I did just learn that it only takes one sentence and a slight amount of context to make me utterly despise a total stranger, so that's ... worrying.

... You're the "you hate it because it's true" type, aren't you?

I hate it because it's evil. True things can be evil, in which case, reallity and we fight until something changes. Reallity has a rather stronger W/L ratio than hunans in general, much less this particular human, and yet, somehow, I'm still not surrendering.

And now I need to find a way to express why I said it's evil. While I generally prefer equality to status hierarchies, I'm not so sure I find hierarchies in general evil. So somewhere between amoral hierarchies and dick-up-your-ass, the problem manifests.

Fair. I do think there is a preferable middleground between Communism and law of the Jungle, but finding it without painting the planet red has proven challenging.

Re: Kwanzaa, I finally met someone who celebrates it instead of Christmas last year. Otherwise, my only exposure was Nickelodeon ads for the Rugrats Kwanzaa special (which I somehow never managed to catch), and TFS throwing in a mention into one of their holiday videos.

Speaking of Rugrats, that's also the majority of my education on Hanukkah. Never did get the origin of the potato pancakes thing, since potatos are not a crop I'd generally associate with Iron Age Israel.
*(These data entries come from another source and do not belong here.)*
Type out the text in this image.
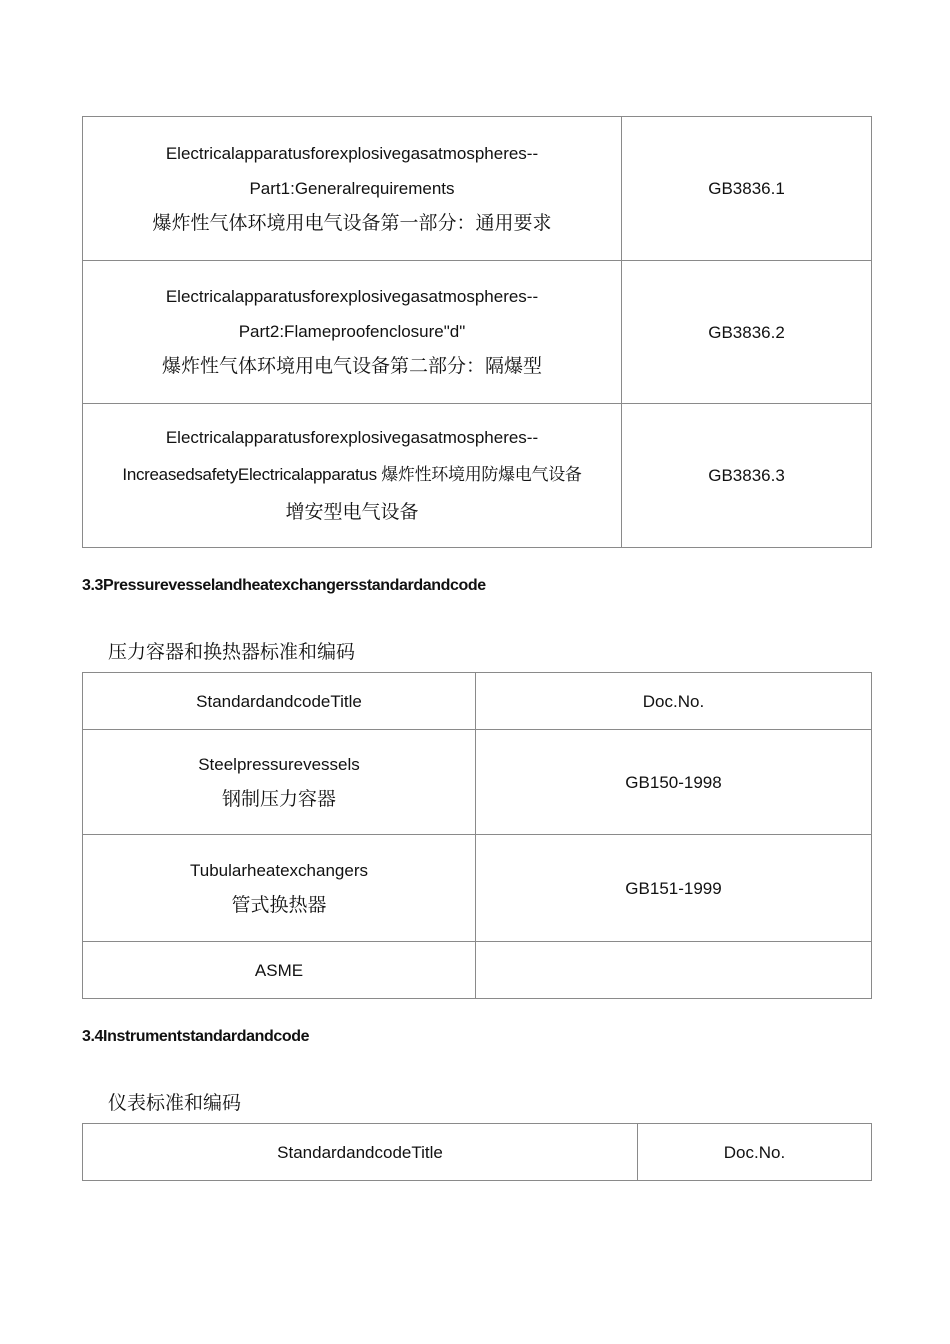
Electricalapparatusforexplosivegasatmospheres--
Part1:Generalrequirements
爆炸性气体环境用电气设备第一部分：通用要求	GB3836.1

Electricalapparatusforexplosivegasatmospheres--
Part2:Flameproofenclosure"d"
爆炸性气体环境用电气设备第二部分：隔爆型	GB3836.2

Electricalapparatusforexplosivegasatmospheres--
IncreasedsafetyElectricalapparatus 爆炸性环境用防爆电气设备
增安型电气设备	GB3836.3
3.3Pressurevesselandheatexchangersstandardandcode
压力容器和换热器标准和编码
StandardandcodeTitle	Doc.No.

Steelpressurevessels
钢制压力容器	GB150-1998

Tubularheatexchangers
管式换热器	GB151-1999
ASME	
3.4Instrumentstandardandcode
仪表标准和编码
StandardandcodeTitle	Doc.No.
Something to do with a prohibition on leavened bread?

But the Rugrats Hanukkah special did make Hanukkah out to be a bigger deal than Passover, which in hindsight is kinda clearly coming from the present, given that the Passover special focused primarily on the Exodus story, while the Hanukkah special spent more time on the characters, while the backstory got like two short scenes. (But Grandpa Boris's narration on the finale was oddly intense and sincere for a NickToon, IIRC.)

Oh, and in college one year, a Jewish student taught his friend group how to play Dreidel, and we also watched the original Godzilla Vs Mothra, so that was fun I guess.

Aren't a non-negligible number eugenicists now?